Doe on the demise v. Herr

Decision Date07 November 1856
Citation8 Ind. 22
PartiesDoe on the demise of Condict and Others v. Herr and Another
CourtIndiana Supreme Court

On Petition for a Rehearing.

The petition is overruled.

C Baker, for appellant.

J. G Jones and J. E. Blythe, for appellees.

OPINION

Stuart J.

The ground assumed by counsel in favor of a rehearing is thus expressed: "The Court erred in holding that, in a case tried by the Circuit Court without a jury, it is necessary to move for a new trial, in order to present the case on its merits in this Court, on appeal." And Richardson v. St. Joseph Iron Co., 5 Blackf. 146, and Rogers v. Bishop, 5 Blackf. 108, are referred to.

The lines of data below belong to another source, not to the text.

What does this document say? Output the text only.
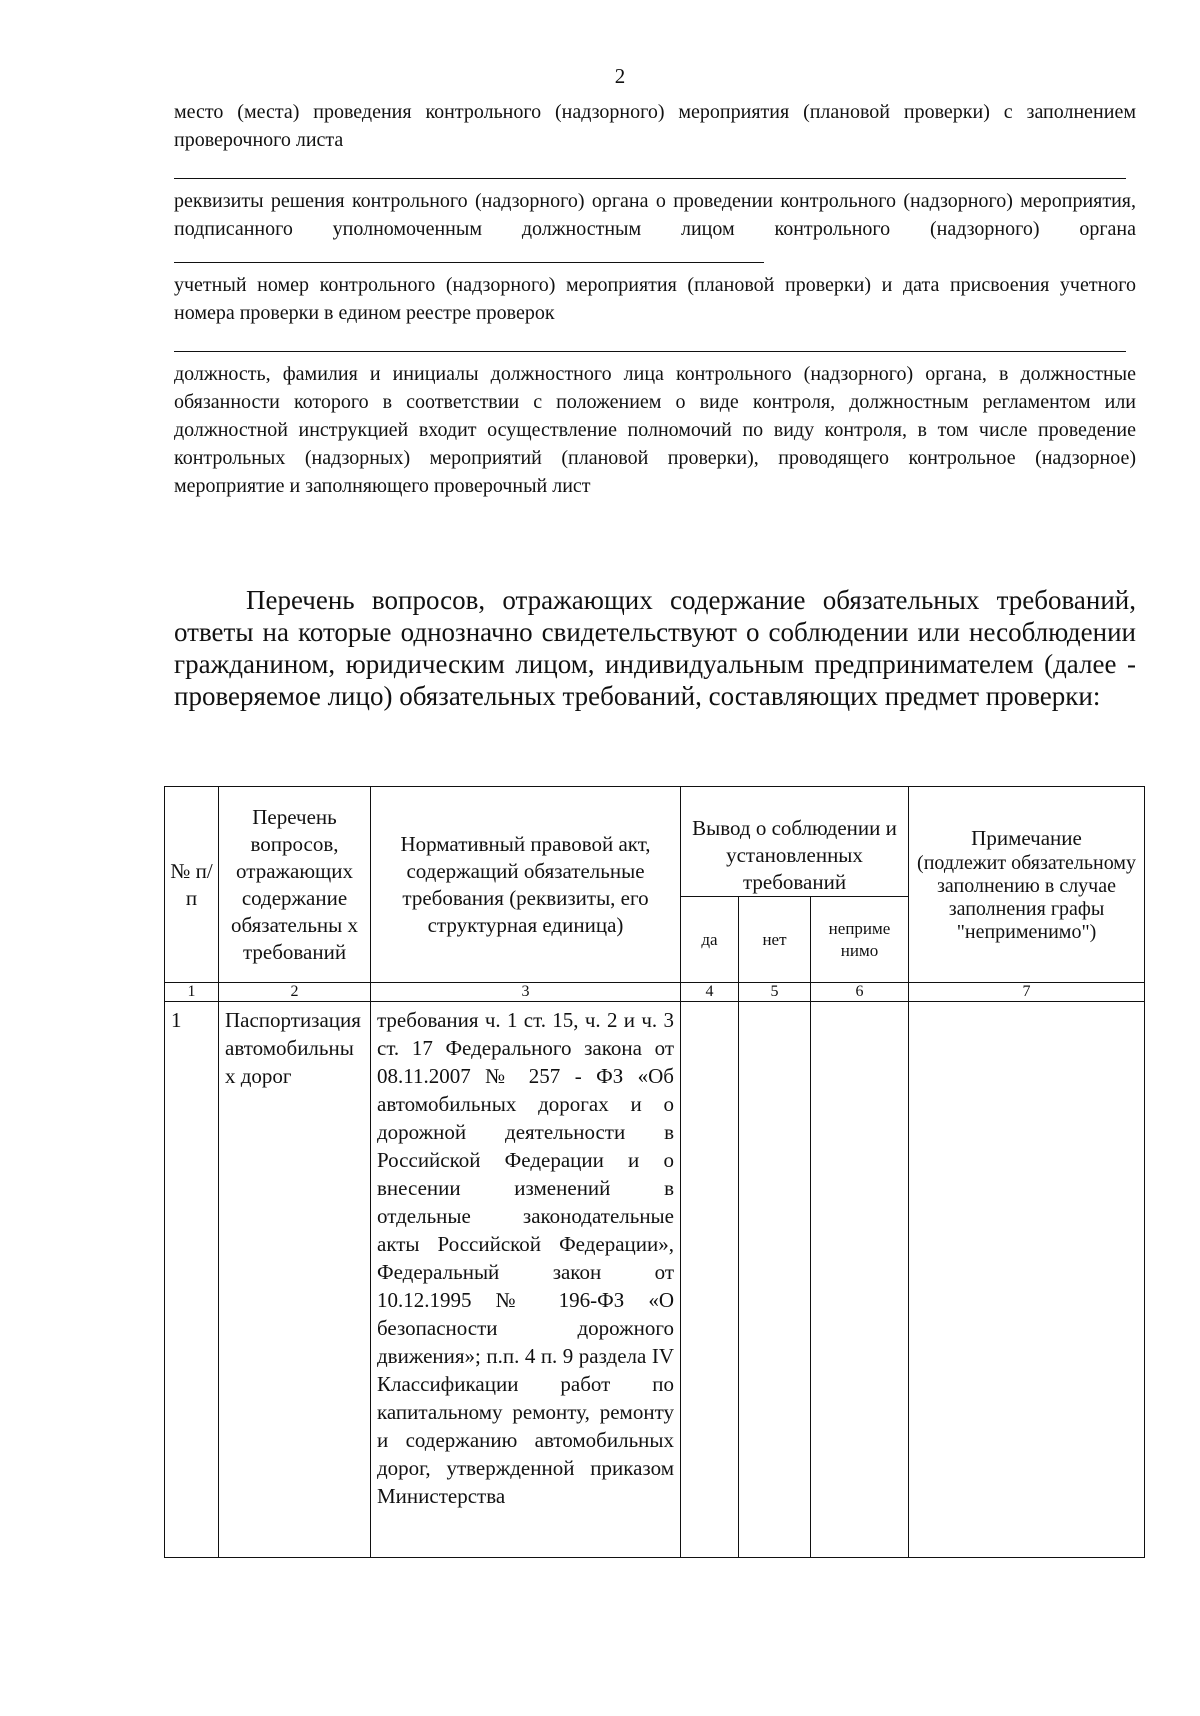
2

место (места) проведения контрольного (надзорного) мероприятия (плановой проверки) с заполнением проверочного листа

реквизиты решения контрольного (надзорного) органа о проведении контрольного (надзорного) мероприятия, подписанного уполномоченным должностным лицом контрольного (надзорного) органа

учетный номер контрольного (надзорного) мероприятия (плановой проверки) и дата присвоения учетного номера проверки в едином реестре проверок

должность, фамилия и инициалы должностного лица контрольного (надзорного) органа, в должностные обязанности которого в соответствии с положением о виде контроля, должностным регламентом или должностной инструкцией входит осуществление полномочий по виду контроля, в том числе проведение контрольных (надзорных) мероприятий (плановой проверки), проводящего контрольное (надзорное) мероприятие и заполняющего проверочный лист

Перечень вопросов, отражающих содержание обязательных требований, ответы на которые однозначно свидетельствуют о соблюдении или несоблюдении гражданином, юридическим лицом, индивидуальным предпринимателем (далее - проверяемое лицо) обязательных требований, составляющих предмет проверки:

№ п/п	Перечень вопросов, отражающих содержание обязательны х требований	Нормативный правовой акт, содержащий обязательные требования (реквизиты, его структурная единица)	Вывод о соблюдении и установленных требований			Примечание
(подлежит обязательному заполнению в случае заполнения графы "неприменимо")

			да	нет	неприме нимо	
1	2	3	4	5	6	7
1	Паспортизация автомобильных дорог	требования ч. 1 ст. 15, ч. 2 и ч. 3 ст. 17 Федерального закона от 08.11.2007 № 257 - ФЗ «Об автомобильных дорогах и о дорожной деятельности в Российской Федерации и о внесении изменений в отдельные законодательные акты Российской Федерации», Федеральный закон от 10.12.1995 № 196-ФЗ «О безопасности дорожного движения»; п.п. 4 п. 9 раздела IV Классификации работ по капитальному ремонту, ремонту и содержанию автомобильных дорог, утвержденной приказом Министерства				
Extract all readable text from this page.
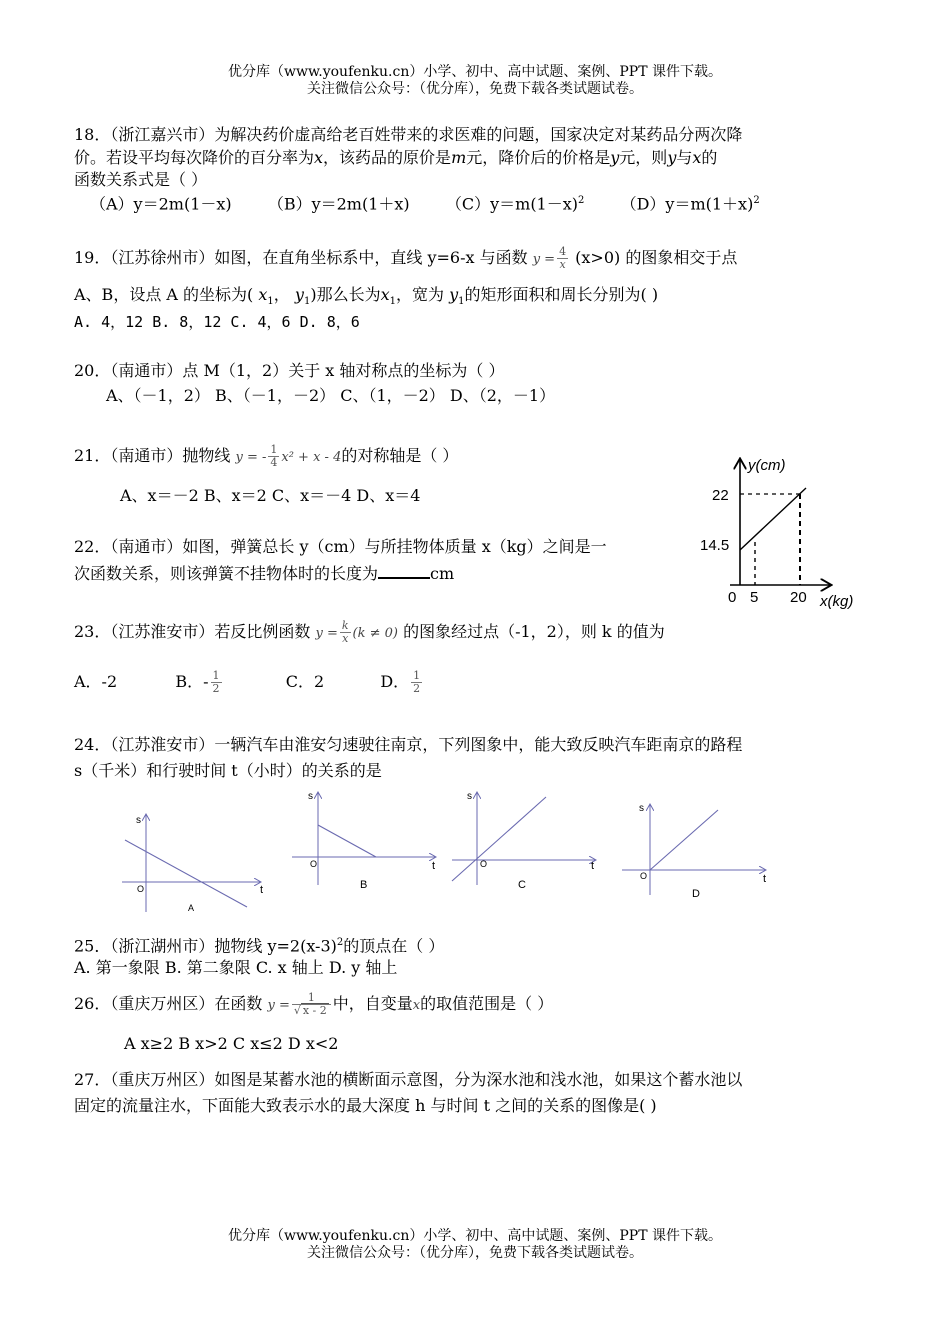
优分库（www.youfenku.cn）小学、初中、高中试题、案例、PPT 课件下载。
关注微信公众号：（优分库），免费下载各类试题试卷。
18．（浙江嘉兴市）为解决药价虚高给老百姓带来的求医难的问题，国家决定对某药品分两次降
价。若设平均每次降价的百分率为x，该药品的原价是m元，降价后的价格是y元，则y与x的
函数关系式是（ ）
（A）y＝2m(1－x) （B）y＝2m(1＋x) $(C)y=m(1-x)^2$ $(D)y=m(1+x)^2$
19．（江苏徐州市）如图，在直角坐标系中，直线 y=6-x 与函数 $y = \frac{4}{x} (x>0)$ 的图象相交于点
A、B，设点 A 的坐标为( $x_1$， $y_1$)那么长为$x_1$，宽为 $y_1$的矩形面积和周长分别为( )
A. 4，12 B. 8，12 C. 4，6 D. 8，6
20．（南通市）点 M（1，2）关于 x 轴对称点的坐标为（ ）
A、（－1，2） B、（－1，－2） C、（1，－2） D、（2，－1）
21．（南通市）抛物线 y = - $\frac{1}{4} x^2 + x - 4$的对称轴是（ ）
A、x＝－2 B、x＝2 C、x＝－4 D、x＝4
y(cm)
x(kg)
22
14.5
0 5 20
22．（南通市）如图，弹簧总长 y（cm）与所挂物体质量 x（kg）之间是一
次函数关系，则该弹簧不挂物体时的长度为	cm
23．（江苏淮安市）若反比例函数 $y = \frac{k}{x} (k \ne 0)$ 的图象经过点（-1，2），则 k 的值为
A．-2	B．- $\frac{1}{2}$	C．2	D． $\frac{1}{2}$
24．（江苏淮安市）一辆汽车由淮安匀速驶往南京，下列图象中，能大致反映汽车距南京的路程
s（千米）和行驶时间 t（小时）的关系的是
s
O	t
A
s
O	t
B
s
O	t
C
s
O	t
D
25．（浙江湖州市）抛物线 $y=2(x-3)^2$的顶点在（ ）
A. 第一象限 B. 第二象限 C. x 轴上 D. y 轴上
26．（重庆万州区）在函数 $y = \frac{1}{√ x - 2}$ 中，自变量x的取值范围是（ ）
A x≥2 B x>2 C x≤2 D x<2
27．（重庆万州区）如图是某蓄水池的横断面示意图，分为深水池和浅水池，如果这个蓄水池以
固定的流量注水，下面能大致表示水的最大深度 h 与时间 t 之间的关系的图像是( )
优分库（www.youfenku.cn）小学、初中、高中试题、案例、PPT 课件下载。
关注微信公众号：（优分库），免费下载各类试题试卷。
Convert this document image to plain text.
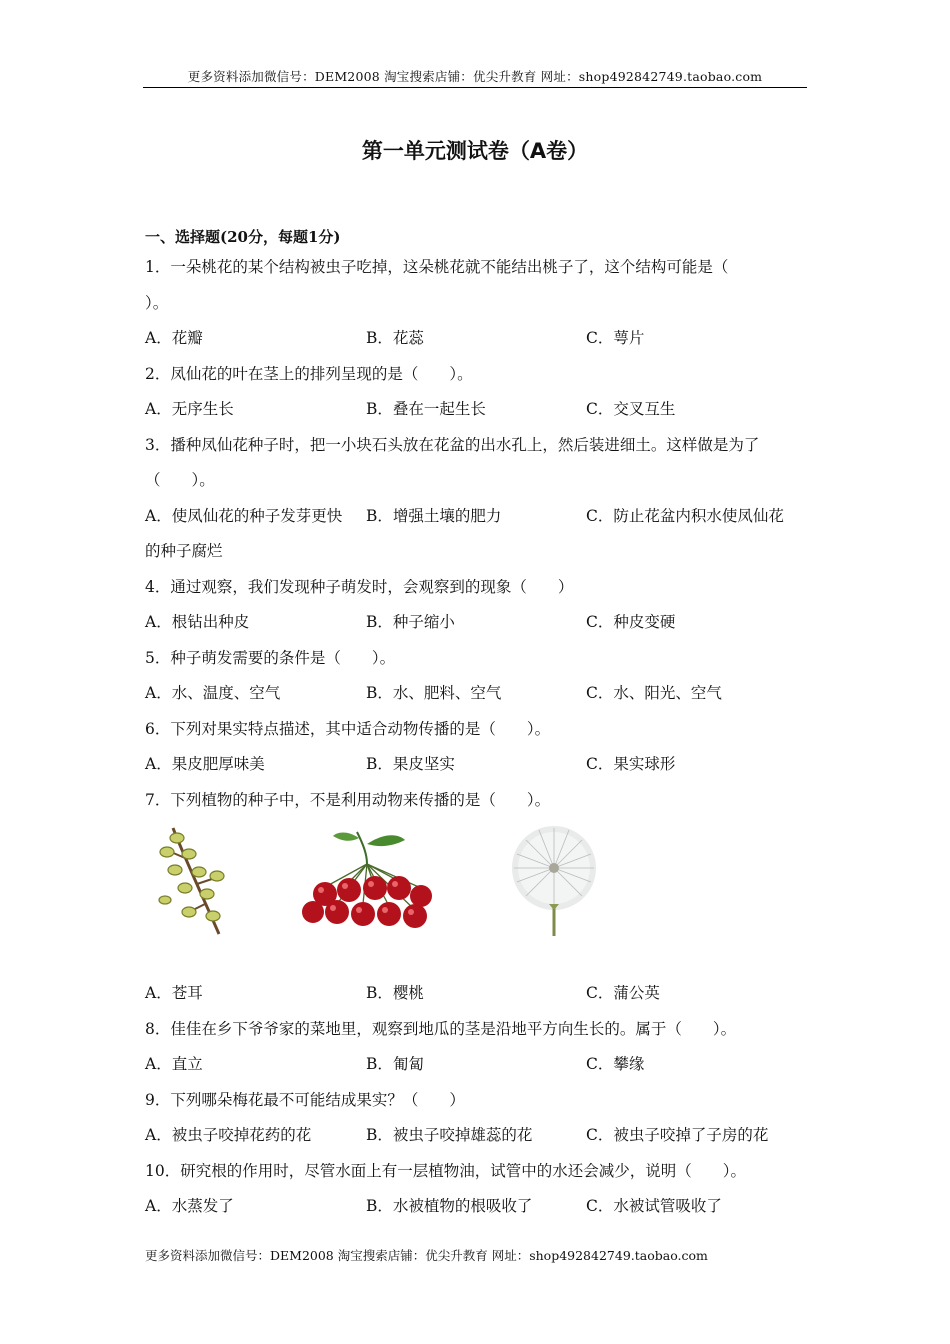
更多资料添加微信号：DEM2008 淘宝搜索店铺：优尖升教育 网址：shop492842749.taobao.com
第一单元测试卷（A卷）
一、选择题(20分，每题1分)
1．一朵桃花的某个结构被虫子吃掉，这朵桃花就不能结出桃子了，这个结构可能是（
）。
A．花瓣	B．花蕊	C．萼片
2．凤仙花的叶在茎上的排列呈现的是（　　）。
A．无序生长	B．叠在一起生长	C．交叉互生
3．播种凤仙花种子时，把一小块石头放在花盆的出水孔上，然后装进细土。这样做是为了
（　　）。
A．使凤仙花的种子发芽更快	B．增强土壤的肥力	C．防止花盆内积水使凤仙花
的种子腐烂
4．通过观察，我们发现种子萌发时，会观察到的现象（　　）
A．根钻出种皮	B．种子缩小	C．种皮变硬
5．种子萌发需要的条件是（　　）。
A．水、温度、空气	B．水、肥料、空气	C．水、阳光、空气
6．下列对果实特点描述，其中适合动物传播的是（　　）。
A．果皮肥厚味美	B．果皮坚实	C．果实球形
7．下列植物的种子中，不是利用动物来传播的是（　　）。
A．苍耳	B．樱桃	C．蒲公英
8．佳佳在乡下爷爷家的菜地里，观察到地瓜的茎是沿地平方向生长的。属于（　　）。
A．直立	B．匍匐	C．攀缘
9．下列哪朵梅花最不可能结成果实？（　　）
A．被虫子咬掉花药的花	B．被虫子咬掉雄蕊的花	C．被虫子咬掉了子房的花
10．研究根的作用时，尽管水面上有一层植物油，试管中的水还会减少，说明（　　）。
A．水蒸发了	B．水被植物的根吸收了	C．水被试管吸收了
更多资料添加微信号：DEM2008 淘宝搜索店铺：优尖升教育 网址：shop492842749.taobao.com
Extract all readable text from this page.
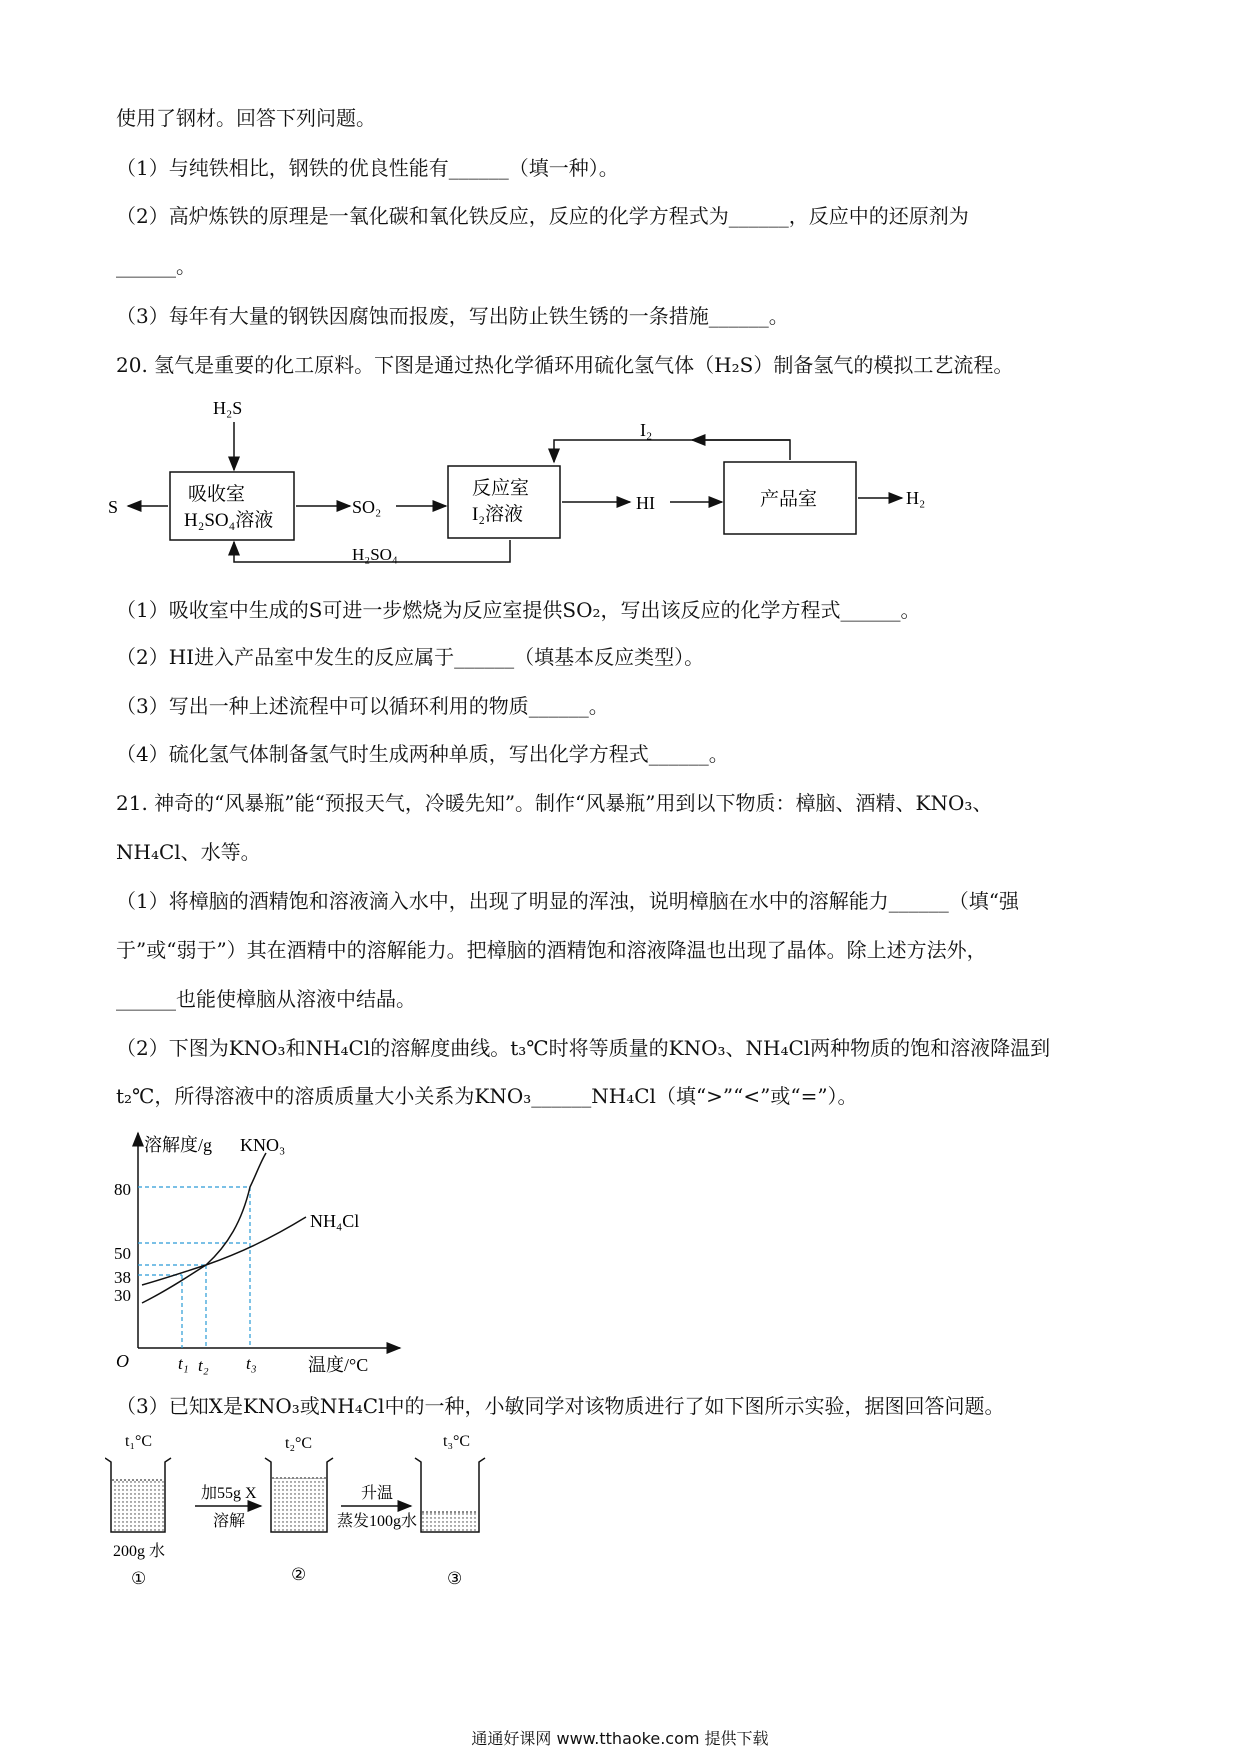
使用了钢材。回答下列问题。
（1）与纯铁相比，钢铁的优良性能有______（填一种）。
（2）高炉炼铁的原理是一氧化碳和氧化铁反应，反应的化学方程式为______，反应中的还原剂为
______。
（3）每年有大量的钢铁因腐蚀而报废，写出防止铁生锈的一条措施______。
20. 氢气是重要的化工原料。下图是通过热化学循环用硫化氢气体（H₂S）制备氢气的模拟工艺流程。
H₂S
吸收室
H₂SO₄溶液
S	SO₂
反应室
I₂溶液
HI	产品室	H₂
I₂
H₂SO₄
（1）吸收室中生成的S可进一步燃烧为反应室提供SO₂，写出该反应的化学方程式______。
（2）HI进入产品室中发生的反应属于______（填基本反应类型）。
（3）写出一种上述流程中可以循环利用的物质______。
（4）硫化氢气体制备氢气时生成两种单质，写出化学方程式______。
21. 神奇的“风暴瓶”能“预报天气，冷暖先知”。制作“风暴瓶”用到以下物质：樟脑、酒精、KNO₃、
NH₄Cl、水等。
（1）将樟脑的酒精饱和溶液滴入水中，出现了明显的浑浊，说明樟脑在水中的溶解能力______（填“强
于”或“弱于”）其在酒精中的溶解能力。把樟脑的酒精饱和溶液降温也出现了晶体。除上述方法外，
______也能使樟脑从溶液中结晶。
（2）下图为KNO₃和NH₄Cl的溶解度曲线。t₃℃时将等质量的KNO₃、NH₄Cl两种物质的饱和溶液降温到
t₂℃，所得溶液中的溶质质量大小关系为KNO₃______NH₄Cl（填“>”“<”或“=”）。
溶解度/g KNO₃
NH₄Cl
温度/°C
O
80
50
38
30
t₁ t₂ t₃
（3）已知X是KNO₃或NH₄Cl中的一种，小敏同学对该物质进行了如下图所示实验，据图回答问题。
t₁°C
200g 水
①
加55g X
溶解
t₂°C
②
升温
蒸发100g水
t₃°C
③
通通好课网 www.tthaoke.com 提供下载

These cases do not sustain the position assumed. In Priest v. Martin, 4 Blackf. 311, it is held that the finding of a Court, without a jury, takes the place of a verdict. The word judgment, both in 4 Blackf. 311 and in 5 Blackf. 108, is loosely used; for the judgment of the Court is equally conclusive, whether it be founded upon a finding or a verdict. The language in 5 Blackf. 108, might possibly be strained into the service as favorable to the motion for a rehearing; but it is not supported by 4 Blackf. 311, which is the authority expressly referred to. At least, it is not supported to the extent and in the sense which counsel seek to use it. Taking these two cases together, all that the learned judge (Blackford) could have meant was, that the same sacredness attached to, and the same presumptions arose in favor of, the finding of the Court, as were to be allowed in favor of the verdict of a jury.

We cannot think it was the intention to allow an exception to the general rule requiring a motion for a new trial to be overruled, in order to put the evidence properly upon the record. That rule has been too frequently announced in this Court to need reference. Reno v. Crane, 2 Blackf. 217; Lurton v. Carson, 2 Blackf. 464, and numerous cases all through our reports. The reason why the Court should be allowed an opportunity to review its finding by motion for a new trial, seems to us equally strong as that in support of its reviewing a verdict. For as the Court is not ordinarily the tribunal to try facts, it would seem as liable to error in that direction, as the jury in the application of the law. Both upon principle, therefore, and to preserve the rules unembarrassed by exceptions, where such exceptions do not seem essential, we adhere to the former decision.